Cette situation de neutralité de fait va cependant progressivement évoluer au gré des événements, dont le plus important est l'avènement d'un projet de tunnel sous le Mont-Blanc en 1931. La première référence à cette idée, fugitivement envisagée au 19° siècle, apparaît lors d'un congrès sur les autostrades durant lequel un conseiller supérieur du canton de Genève (Mr Antoine BRON) met en avant le bénéfice que l'ensemble des pays riverains pourraient tirer d'un tel ouvrage. A force de lobbying politico-économique, l'idée fait localement son chemin entrainant la création en 1933 d'un syndicat mixte franco-italien pour la promotion et l'étude dudit projet ainsi que celui de deux autoroutes (Genevois-Dijon et Genève-Chambéry-Lyon), aimablement supporté par les suisses. Les pouvoirs publics et militaires locaux finissent par alerter la défense nationale ainsi que les ministères concernés (Affaires Etrangères, Travaux Publics...) compte tenu des conséquences éventuelles. L'Etat-Major de l'Armée manifeste ainsi officiellement dès 1933 la "désapprobation" que soulève un projet permettant - dans le pire des cas - le contournement de l'ensemble des fortifications de défense des Alpes et une avance rapide vers Lyon. En avril 1934 les grandes lignes du projet sont présentées publiquement à Bonneville et des rencontres sont organisées à Paris avec les parties prenantes. Le Ministère de la Guerre, qui avait réitéré son opposition via le général GRIVEAUD - adjoint du général BELHAGUE - en Avril 1934, mis sous pression des pouvoirs politiques et des ministères de l'Economie, des Affaires Etrangères et des Travaux Publics, se voit finalement contraint d'accorder son aval de principe mi-1934. Il émet cependant les réserves suivantes :
- le tunnel devra être équipé de DMP
- la sortie française devra être défendue par des ouvrages de fortification permanente
- des casernements devront être construit en aval du tunnel, pour accueillir les troupes rendues nécessaires par la nouvelle donne.
... le tout évidemment aux frais du projet et du constructeur du tunnel...
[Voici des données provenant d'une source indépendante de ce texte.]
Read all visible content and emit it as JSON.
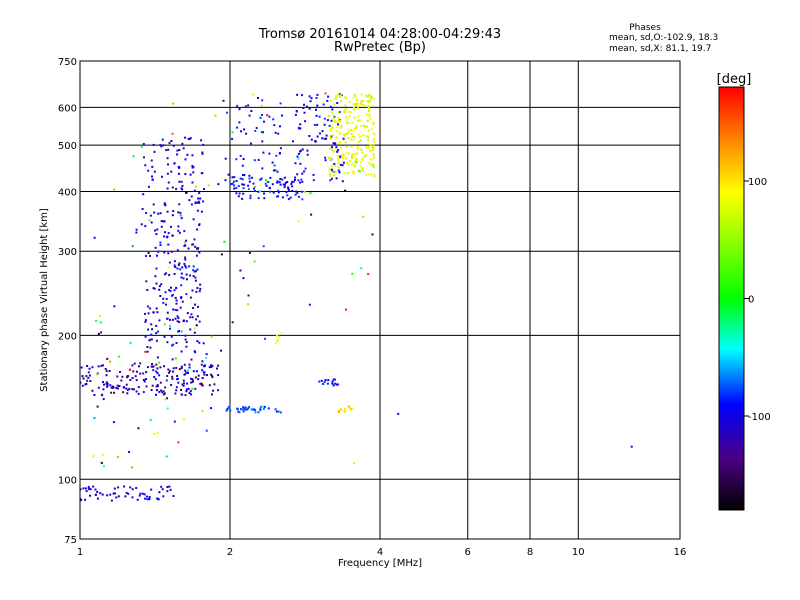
{
  "chart_data": {
    "type": "scatter",
    "title": "Tromsø 20161014 04:28:00-04:29:43",
    "subtitle": "RwPretec (Bp)",
    "xlabel": "Frequency [MHz]",
    "ylabel": "Stationary phase Virtual Height [km]",
    "x_scale": "log",
    "y_scale": "log",
    "xlim": [
      1,
      16
    ],
    "ylim": [
      75,
      750
    ],
    "x_ticks": [
      1,
      2,
      4,
      6,
      8,
      10,
      16
    ],
    "x_tick_labels": [
      "1",
      "2",
      "4",
      "6",
      "8",
      "10",
      "16"
    ],
    "y_ticks": [
      75,
      100,
      200,
      300,
      400,
      500,
      600,
      750
    ],
    "y_tick_labels": [
      "75",
      "100",
      "200",
      "300",
      "400",
      "500",
      "600",
      "750"
    ],
    "grid": true,
    "phases": {
      "heading": "Phases",
      "o_stats": "mean, sd,O:-102.9, 18.3",
      "x_stats": "mean, sd,X: 81.1, 19.7"
    },
    "colorbar": {
      "label": "[deg]",
      "range": [
        -180,
        180
      ],
      "ticks": [
        100,
        0,
        -100
      ],
      "tick_labels": [
        "100",
        "0",
        "-100"
      ]
    },
    "clusters": [
      {
        "x": [
          1.0,
          1.55
        ],
        "y": [
          90,
          97
        ],
        "phase": [
          -125,
          -95
        ],
        "n": 60
      },
      {
        "x": [
          1.0,
          1.9
        ],
        "y": [
          150,
          175
        ],
        "phase": [
          -150,
          -95
        ],
        "n": 200
      },
      {
        "x": [
          1.35,
          1.75
        ],
        "y": [
          175,
          330
        ],
        "phase": [
          -135,
          -90
        ],
        "n": 180
      },
      {
        "x": [
          1.32,
          1.78
        ],
        "y": [
          330,
          520
        ],
        "phase": [
          -130,
          -95
        ],
        "n": 120
      },
      {
        "x": [
          1.92,
          2.55
        ],
        "y": [
          420,
          630
        ],
        "phase": [
          -125,
          -80
        ],
        "n": 60
      },
      {
        "x": [
          2.0,
          2.8
        ],
        "y": [
          385,
          430
        ],
        "phase": [
          -120,
          -85
        ],
        "n": 80
      },
      {
        "x": [
          2.7,
          3.4
        ],
        "y": [
          420,
          640
        ],
        "phase": [
          -125,
          -85
        ],
        "n": 100
      },
      {
        "x": [
          3.15,
          3.9
        ],
        "y": [
          430,
          640
        ],
        "phase": [
          70,
          115
        ],
        "n": 240
      },
      {
        "x": [
          1.95,
          2.6
        ],
        "y": [
          138,
          142
        ],
        "phase": [
          -95,
          -70
        ],
        "n": 40
      },
      {
        "x": [
          3.3,
          3.55
        ],
        "y": [
          138,
          142
        ],
        "phase": [
          95,
          130
        ],
        "n": 12
      },
      {
        "x": [
          3.0,
          3.3
        ],
        "y": [
          157,
          162
        ],
        "phase": [
          -110,
          -90
        ],
        "n": 15
      },
      {
        "x": [
          2.45,
          2.55
        ],
        "y": [
          190,
          205
        ],
        "phase": [
          90,
          110
        ],
        "n": 6
      },
      {
        "x": [
          1.05,
          1.9
        ],
        "y": [
          105,
          220
        ],
        "phase": [
          -180,
          180
        ],
        "n": 50
      },
      {
        "x": [
          1.1,
          3.9
        ],
        "y": [
          170,
          650
        ],
        "phase": [
          -180,
          180
        ],
        "n": 60
      }
    ],
    "points": [
      {
        "x": 12.8,
        "y": 117,
        "phase": -110
      },
      {
        "x": 4.35,
        "y": 137,
        "phase": -120
      },
      {
        "x": 1.07,
        "y": 320,
        "phase": -100
      },
      {
        "x": 3.55,
        "y": 108,
        "phase": 110
      },
      {
        "x": 1.55,
        "y": 132,
        "phase": -120
      }
    ]
  }
}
Mi-1935, alors que la détente politique avec l'Italie se confirme et facilite le projet, le comité inter-ministériel en charge du dossier mandate la CORF pour faire une étude succincte du coût que représenterait une défense adéquate du tunnel. La CORF rend son verdict (note 1282/ORF du 19 Décembre 1935 du Gal BELHAGUE) juste avant sa dissolution effective. Le général préconise rien de moins qu'une zone fortifiée puissante en bonne et due forme, embryon d'un secteur fortifié :
- dans le tunnel : 1 blockhaus double avec pont à effacement latéral similaire à ce qui est envisagé à L'ECLUSE
- Deux DMP, un en avant du blockhaus et un à la sortie.
- un barrage rapide actif (type MONTGENEVRE) sur la route en sortie du tunnel, au droit des Bossons, précédé d'un ou deux DMP sur la route.
- deux ouvrages d'artillerie, de part et d'autre de l'Arve au niveau des Bossons, couvrant l'ensemble.
- un observatoire de commandement isolé, au dessus et en arrière des ouvrages.
- une casemate d'artillerie frontale dans le défilé des Houches.
- et enfin des casernements et postes de garde pour l'équivalent d'un bataillon d'infanterie et des éléments d'artillerie.
L'ensemble du projet revient à 50 millions de francs, imprévus compris, pour un budget du tunnel de 200 millions de francs.

A ceci s'est ajouté dans l'intervalle un projet de deux autoroutes, l'une de Genève à Dijon passant sous les monts du Jura, et l'autre de Genève à Lyon passant par Annecy-Chambéry puis sous le mont de l'Epine (en gros le tracé de l'A43 moderne !). Pour ce qui est de la protection de ces deux rocades d'invasion possibles, la CORF recommande en Juillet 1935 (note 868/ORF) l'équipement de chacun des grands tunnels (Mont du Jura, St Claude et l'Epine) avec un système DMP/blockhaus de défense identique à celui du tunnel de l'Ecluse, l'installation de DMP sur quatre viaducs importants et la construction d'une batterie casematée lourde (75mm et 155mm C) au Malatrait - Mont du Jura au dessus de Crozet - permettant le bombardement des tronçons initiaux en France de ces deux autoroutes. Le tout revient à 7 millions de francs venant se rajouter au reste.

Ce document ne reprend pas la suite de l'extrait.